Kenya’s long-stalled Turkana oil dream has a new driver. Gulf Energy Ltd., a Nairobi-based trader, plans to start producing crude from the South Lokichar Basin by the end of 2026—nearly fifteen years after Tullow Oil’s original discovery.
Tullow sold its long-delayed Turkana project to Gulf Energy in April for $120 million, finally bowing out after years of trying — and failing — to get the oil out of the ground. Tullow’s partners, TotalEnergies and Africa Oil, had already walked away the year before when financing for the multi-billion-dollar plan fell apart, leaving Tullow holding the bag on a project it could no longer afford to carry. The British explorer’s field development plan was later rejected by Kenya’s energy ministry for lack of capital backing, effectively forcing its exit.

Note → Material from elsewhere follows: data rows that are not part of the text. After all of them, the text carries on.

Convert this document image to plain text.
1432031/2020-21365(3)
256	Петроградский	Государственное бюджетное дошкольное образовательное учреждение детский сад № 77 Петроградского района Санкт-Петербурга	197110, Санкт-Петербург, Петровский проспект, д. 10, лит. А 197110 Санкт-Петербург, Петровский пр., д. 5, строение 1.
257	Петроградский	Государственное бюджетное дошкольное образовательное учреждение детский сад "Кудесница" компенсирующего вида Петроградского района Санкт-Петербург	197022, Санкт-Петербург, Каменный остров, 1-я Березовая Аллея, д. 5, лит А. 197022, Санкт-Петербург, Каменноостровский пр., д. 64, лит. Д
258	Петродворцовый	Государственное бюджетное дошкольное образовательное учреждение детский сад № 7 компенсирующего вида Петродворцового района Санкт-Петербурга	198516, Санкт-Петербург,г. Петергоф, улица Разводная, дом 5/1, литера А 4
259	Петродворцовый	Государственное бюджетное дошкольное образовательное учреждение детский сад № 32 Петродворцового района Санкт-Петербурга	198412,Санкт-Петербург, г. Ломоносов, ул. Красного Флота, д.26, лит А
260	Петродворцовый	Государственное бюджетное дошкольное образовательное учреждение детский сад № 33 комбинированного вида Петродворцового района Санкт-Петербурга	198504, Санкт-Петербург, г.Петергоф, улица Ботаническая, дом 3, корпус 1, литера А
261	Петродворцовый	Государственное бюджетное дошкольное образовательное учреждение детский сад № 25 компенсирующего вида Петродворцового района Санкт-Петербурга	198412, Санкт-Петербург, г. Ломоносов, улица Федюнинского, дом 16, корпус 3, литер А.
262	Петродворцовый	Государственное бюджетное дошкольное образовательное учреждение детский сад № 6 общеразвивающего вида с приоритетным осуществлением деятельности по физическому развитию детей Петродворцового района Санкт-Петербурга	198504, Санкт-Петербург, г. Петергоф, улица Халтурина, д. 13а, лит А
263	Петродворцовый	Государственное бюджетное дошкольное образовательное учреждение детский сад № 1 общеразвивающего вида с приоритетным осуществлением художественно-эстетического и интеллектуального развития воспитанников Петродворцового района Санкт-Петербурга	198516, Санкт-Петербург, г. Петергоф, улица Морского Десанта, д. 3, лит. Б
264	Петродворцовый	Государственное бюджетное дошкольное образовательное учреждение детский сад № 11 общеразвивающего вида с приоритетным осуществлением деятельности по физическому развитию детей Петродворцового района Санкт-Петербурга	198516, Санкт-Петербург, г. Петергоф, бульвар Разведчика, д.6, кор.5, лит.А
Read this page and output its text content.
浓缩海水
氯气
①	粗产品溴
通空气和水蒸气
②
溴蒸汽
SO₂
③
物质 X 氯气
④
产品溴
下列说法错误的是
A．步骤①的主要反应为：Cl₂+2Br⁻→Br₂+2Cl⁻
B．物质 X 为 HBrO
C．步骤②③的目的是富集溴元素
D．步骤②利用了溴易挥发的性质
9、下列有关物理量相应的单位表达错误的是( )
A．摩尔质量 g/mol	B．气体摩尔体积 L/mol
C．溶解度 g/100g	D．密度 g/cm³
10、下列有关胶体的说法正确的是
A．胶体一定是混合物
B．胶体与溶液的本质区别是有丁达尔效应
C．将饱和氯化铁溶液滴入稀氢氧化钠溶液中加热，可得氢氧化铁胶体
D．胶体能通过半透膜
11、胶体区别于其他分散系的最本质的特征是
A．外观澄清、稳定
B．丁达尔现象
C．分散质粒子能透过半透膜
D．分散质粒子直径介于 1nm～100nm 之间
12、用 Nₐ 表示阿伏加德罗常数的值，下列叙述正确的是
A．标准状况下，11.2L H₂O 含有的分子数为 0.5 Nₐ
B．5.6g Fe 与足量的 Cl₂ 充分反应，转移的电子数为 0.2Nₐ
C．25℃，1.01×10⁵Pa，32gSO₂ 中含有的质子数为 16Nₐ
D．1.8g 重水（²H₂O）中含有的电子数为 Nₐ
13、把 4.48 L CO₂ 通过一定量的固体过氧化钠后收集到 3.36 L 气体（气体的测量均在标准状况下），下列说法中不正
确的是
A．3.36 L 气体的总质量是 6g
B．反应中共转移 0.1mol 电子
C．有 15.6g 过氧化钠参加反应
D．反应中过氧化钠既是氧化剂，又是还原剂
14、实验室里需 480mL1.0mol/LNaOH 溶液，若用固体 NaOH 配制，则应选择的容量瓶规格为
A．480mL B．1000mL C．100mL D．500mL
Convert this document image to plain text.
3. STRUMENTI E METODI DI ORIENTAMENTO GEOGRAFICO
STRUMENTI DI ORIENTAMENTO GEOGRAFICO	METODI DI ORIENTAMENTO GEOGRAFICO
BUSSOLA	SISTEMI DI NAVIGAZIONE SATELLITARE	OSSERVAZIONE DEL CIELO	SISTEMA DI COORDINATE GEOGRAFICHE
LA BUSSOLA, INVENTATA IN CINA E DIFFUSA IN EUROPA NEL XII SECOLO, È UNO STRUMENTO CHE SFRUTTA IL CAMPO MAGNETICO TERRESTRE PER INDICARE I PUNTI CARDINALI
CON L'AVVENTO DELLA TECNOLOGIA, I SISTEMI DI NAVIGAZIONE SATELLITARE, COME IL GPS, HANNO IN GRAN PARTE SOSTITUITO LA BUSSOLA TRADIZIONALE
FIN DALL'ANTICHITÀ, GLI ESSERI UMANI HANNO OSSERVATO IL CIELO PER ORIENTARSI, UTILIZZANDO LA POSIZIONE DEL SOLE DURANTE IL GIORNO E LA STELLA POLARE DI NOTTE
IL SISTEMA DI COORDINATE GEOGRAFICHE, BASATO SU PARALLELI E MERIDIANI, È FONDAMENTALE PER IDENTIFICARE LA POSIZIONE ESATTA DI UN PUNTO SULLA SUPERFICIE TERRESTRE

Gulf Energy’s field plan has cleared the Energy Ministry and now heads to Parliament for final approval, according to Energy Minister Opiyo Wandayi. If it passes, drilling could start soon after, with first oil targeted for December 2026.
The South Lokichar project holds an estimated 560 million barrels recoverable, with early production expected in the 60,000–100,000 barrel-per-day range. A future 895-kilometer export pipeline to Lamu remains on the table, but early cargoes could once again be trucked to Mombasa, echoing Tullow’s pilot exports in 2019.
For Kenya, the hand-off from a debt-burdened multinational to a domestic player marks a rare second chance to establish itself as an oil producer. The government has sweetened the investment climate with tax breaks and new exploration rounds for 10 blocks.
If Gulf delivers on schedule, Kenya could finally join Uganda and South Sudan as East Africa’s oil producers—transforming a project once written off as too remote, too expensive, and too cursed by bad timing into the nation’s first real test of homegrown energy ambition.